Wilful defaulters: Here’s why CIC order becomes irrelevant after IBC process

By: | Published: November 9, 2018 2:51 AM

RBI should have revealed the names, but with defaulters being taken to NCLT, and stripped of their firms, this is quite moot

supreme court, ibc, sebiIndia’s Right To Information (RTI) Act said that the information had to be made public, and in case there was any ambiguity about whether this applied to the defaulters, a Supreme Court verdict on this settled that some years ago.

RBI may have, in the past, not wanted to reveal the names of willful defaulters because it felt the contract between bankers and their borrowers forbid making these details public, but the arguments never really measured up. The main reason was the fact that, as a result of these willful defaulters, it was the taxpayer that was being asked to bear the cost, either in the form of the value of these banks falling precipitously or by way of the government infusing money into these banks—since 2005, Rs 2.3 lakh crore has already been infused into these banks, and it is still not over yet. If the taxpayer was being asked to bail out bankrupt—or thieving—businessmen, it was a bit rich to argue that the names would be kept quiet for commercial reasons. And, to the extent the banks were complicit in the fraud—as it now appears some were—the central bank had all the more reason to disclose the default since it was only after this was known that any investigation could even begin. Ideally, the names should have been made public on the websites of all banks. And, in any case, rightly or wrongly, India’s Right To Information (RTI) Act said that the information had to be made public, and in case there was any ambiguity about whether this applied to the defaulters, a Supreme Court verdict on this settled that some years ago.

Also, for all the arguments about commercial secrecy, the fact is that if defaults are not made public the day they happen, how is any credit rating agency, or the stock markets for that matter, or any analyst, really to take a view on a company? It is only when default data is immediately made public that serious analysis of the causes and, based on this, projections can be made that are critical for any form of credit rating/analysis. This was why Sebi backed a similar proposal last year, though it later backtracked on it.

Much of this, however, is moot thanks to the actions that have been taken by both RBI as well as the government. RBI’s Asset Quality Review, for instance, forced banks to come clean—or cleaner—on the dodgy loans, and more stringent recognition norms were put in place.
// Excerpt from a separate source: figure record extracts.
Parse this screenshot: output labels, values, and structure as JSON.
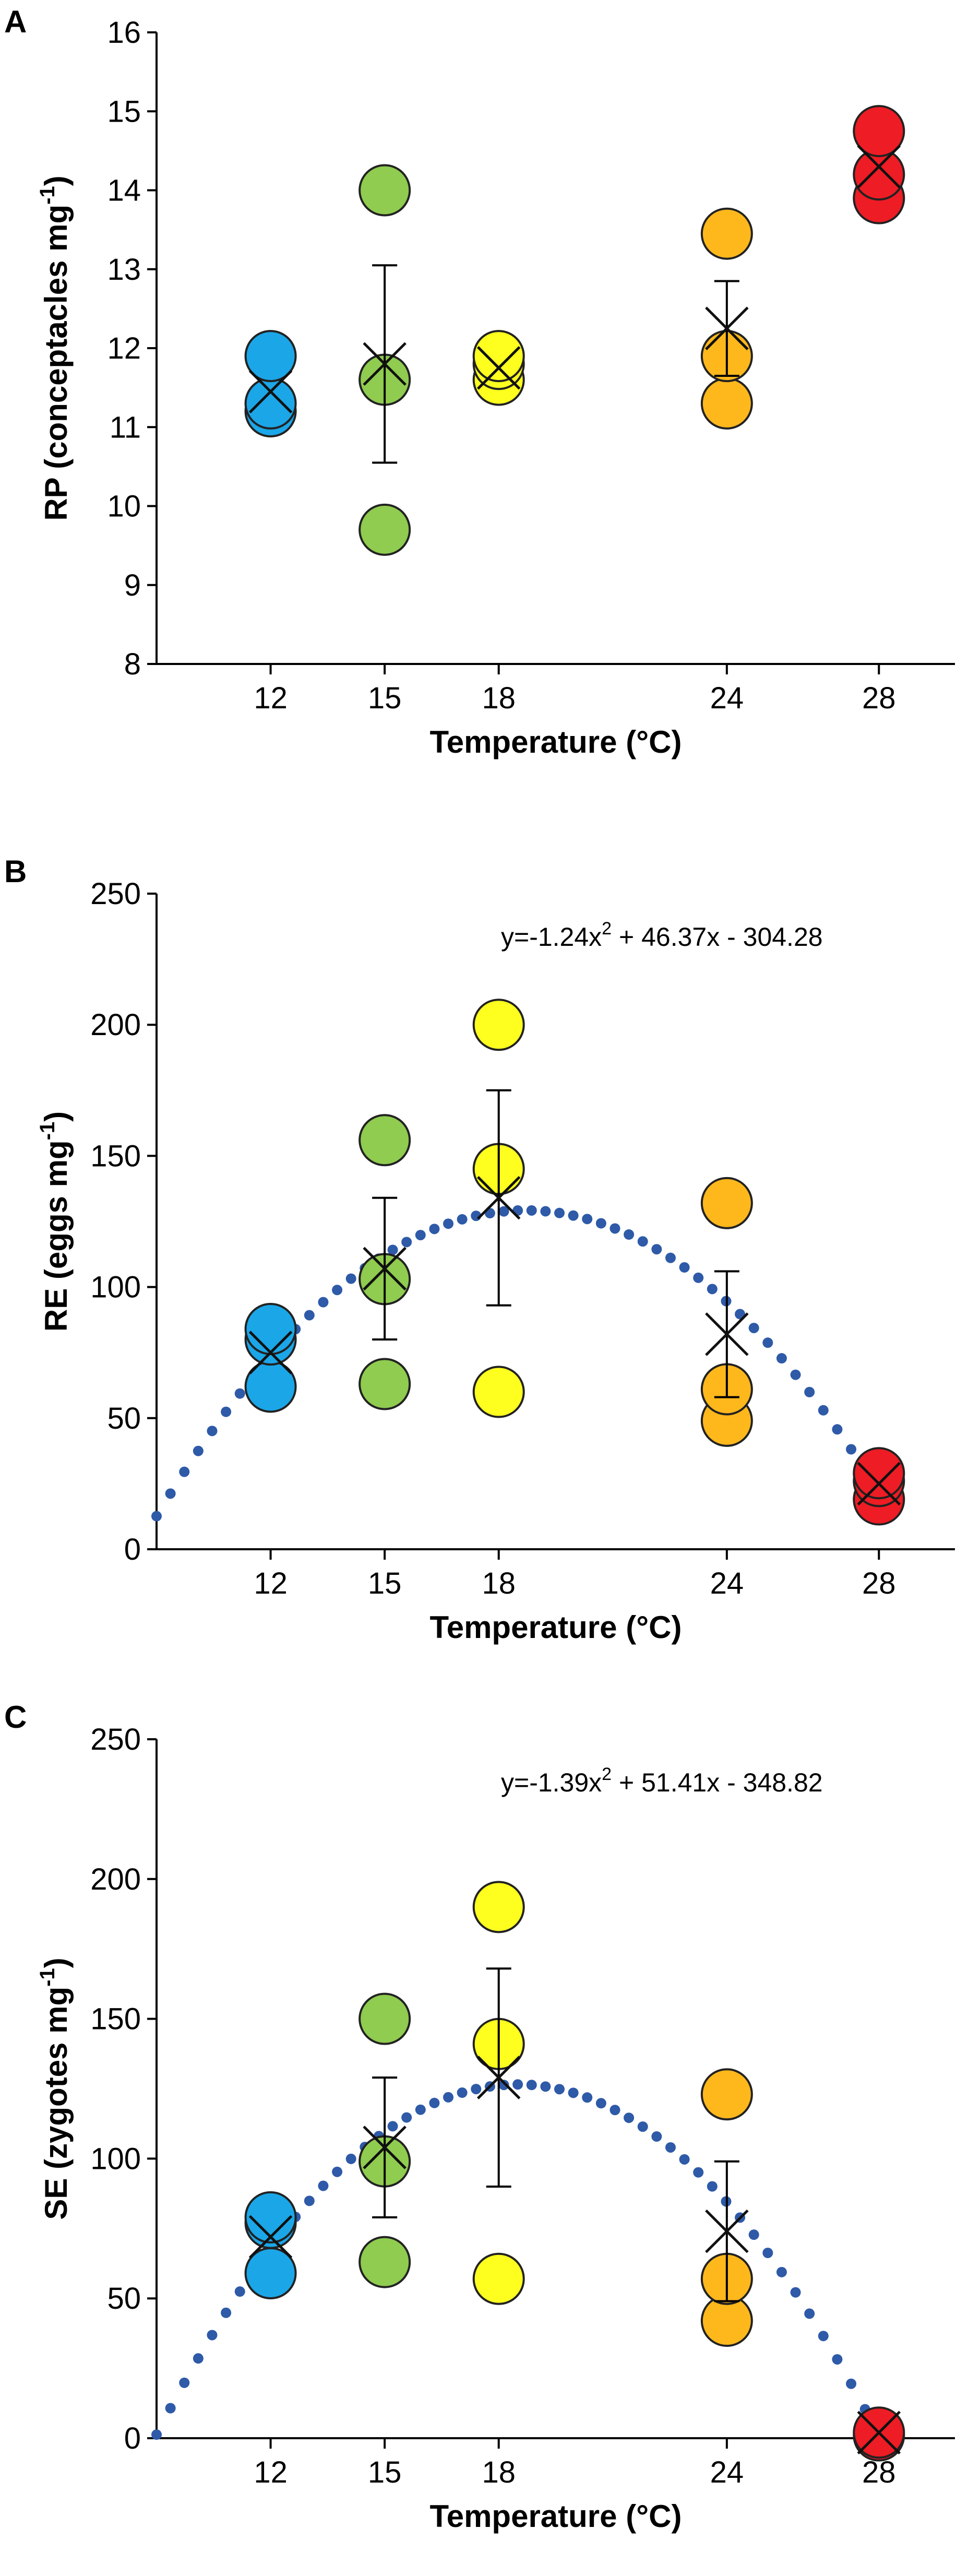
{
  "chart_data": [
    {
      "panel": "A",
      "type": "scatter",
      "xlabel": "Temperature (°C)",
      "ylabel": "RP (conceptacles mg",
      "ylabel_sup": "-1",
      "ylabel_close": ")",
      "x_ticks": [
        12,
        15,
        18,
        24,
        28
      ],
      "xlim": [
        9,
        30
      ],
      "ylim": [
        8,
        16
      ],
      "y_ticks": [
        8,
        9,
        10,
        11,
        12,
        13,
        14,
        15,
        16
      ],
      "groups": [
        {
          "temperature": 12,
          "color": "#1ba6e8",
          "points": [
            11.2,
            11.3,
            11.9
          ],
          "mean": 11.45,
          "err": 0
        },
        {
          "temperature": 15,
          "color": "#8fcc4f",
          "points": [
            9.7,
            11.6,
            14.0
          ],
          "mean": 11.8,
          "err": 1.25
        },
        {
          "temperature": 18,
          "color": "#ffff1f",
          "points": [
            11.6,
            11.8,
            11.9
          ],
          "mean": 11.75,
          "err": 0
        },
        {
          "temperature": 24,
          "color": "#ffb81c",
          "points": [
            11.3,
            11.9,
            13.45
          ],
          "mean": 12.25,
          "err": 0.6
        },
        {
          "temperature": 28,
          "color": "#ee1c24",
          "points": [
            13.9,
            14.2,
            14.75
          ],
          "mean": 14.3,
          "err": 0
        }
      ]
    },
    {
      "panel": "B",
      "type": "scatter",
      "xlabel": "Temperature (°C)",
      "ylabel": "RE (eggs mg",
      "ylabel_sup": "-1",
      "ylabel_close": ")",
      "x_ticks": [
        12,
        15,
        18,
        24,
        28
      ],
      "xlim": [
        9,
        30
      ],
      "ylim": [
        0,
        250
      ],
      "y_ticks": [
        0,
        50,
        100,
        150,
        200,
        250
      ],
      "fit": {
        "a": -1.24,
        "b": 46.37,
        "c": -304.28
      },
      "equation": {
        "lead": "y=-1.24x",
        "sup": "2",
        "rest": " + 46.37x - 304.28"
      },
      "groups": [
        {
          "temperature": 12,
          "color": "#1ba6e8",
          "points": [
            62,
            80,
            84
          ],
          "mean": 75,
          "err": 0
        },
        {
          "temperature": 15,
          "color": "#8fcc4f",
          "points": [
            63,
            103,
            156
          ],
          "mean": 107,
          "err": 27
        },
        {
          "temperature": 18,
          "color": "#ffff1f",
          "points": [
            60,
            145,
            200
          ],
          "mean": 134,
          "err": 41
        },
        {
          "temperature": 24,
          "color": "#ffb81c",
          "points": [
            49,
            61,
            132
          ],
          "mean": 82,
          "err": 24
        },
        {
          "temperature": 28,
          "color": "#ee1c24",
          "points": [
            19,
            26,
            29
          ],
          "mean": 25,
          "err": 0
        }
      ]
    },
    {
      "panel": "C",
      "type": "scatter",
      "xlabel": "Temperature (°C)",
      "ylabel": "SE (zygotes mg",
      "ylabel_sup": "-1",
      "ylabel_close": ")",
      "x_ticks": [
        12,
        15,
        18,
        24,
        28
      ],
      "xlim": [
        9,
        30
      ],
      "ylim": [
        0,
        250
      ],
      "y_ticks": [
        0,
        50,
        100,
        150,
        200,
        250
      ],
      "fit": {
        "a": -1.39,
        "b": 51.41,
        "c": -348.82
      },
      "equation": {
        "lead": "y=-1.39x",
        "sup": "2",
        "rest": " + 51.41x - 348.82"
      },
      "groups": [
        {
          "temperature": 12,
          "color": "#1ba6e8",
          "points": [
            59,
            77,
            79
          ],
          "mean": 72,
          "err": 0
        },
        {
          "temperature": 15,
          "color": "#8fcc4f",
          "points": [
            63,
            99,
            150
          ],
          "mean": 104,
          "err": 25
        },
        {
          "temperature": 18,
          "color": "#ffff1f",
          "points": [
            57,
            141,
            190
          ],
          "mean": 129,
          "err": 39
        },
        {
          "temperature": 24,
          "color": "#ffb81c",
          "points": [
            42,
            57,
            123
          ],
          "mean": 74,
          "err": 25
        },
        {
          "temperature": 28,
          "color": "#ee1c24",
          "points": [
            1,
            2
          ],
          "mean": 2,
          "err": 0
        }
      ]
    }
  ]
}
The government then did one better and came out with the Insolvency and Bankruptcy Code (IBC) that was executed through the National Company Law Tribunals (NCLT). When all defaulting borrowers over a certain size—the so-called Dirty Dozen, to begin with—had to be taken to the IBC/NCLT, and the government also put in laws to ensure that defaulters couldn’t get back their companies until they cleared the dues, the names had become public anyway. Certainly the smaller defaulters have not yet been made public—the Central Information Commission (CIC) wants even the list of defaulters over `50 crore to be made public—but the big names have been made public, and the second and third lists of defaulters to be taken to IBC/NCLT are also ready. So, in order to not be guilty of contempt of court, the central bank would do well to release all the names.

The next question is about what the PMO says it did with the list of willful defaulters provided to it by then RBI Governor Raghuram Rajan; the implicit argument here is that the PMO—or the finance ministry to whom it must have referred the matter to—did nothing about it. It is important not to exaggerate this either. For one, if Rajan did mention industrialist X, what was the PMO to do? A process of law has to be followed to get the promoter out or to force him to make good his dues. Just naming and shaming is of little use since it doesn’t help get back the lakhs of crores of rupees of dues. So, the PMO, in consultation with the finance ministry and RBI, came up with the best solution possible in the form of the IBC. If the PMO has implemented the solution that it was supposed to do after Rajan gave them the list, how is it to be faulted? The PMO and RBI will need to comply with the CIC’s directives, but this is really academic since so much has happened from the time the demands were first made for the information; and those demands were made precisely because the government/RBI was doing nothing, but that is no longer true today.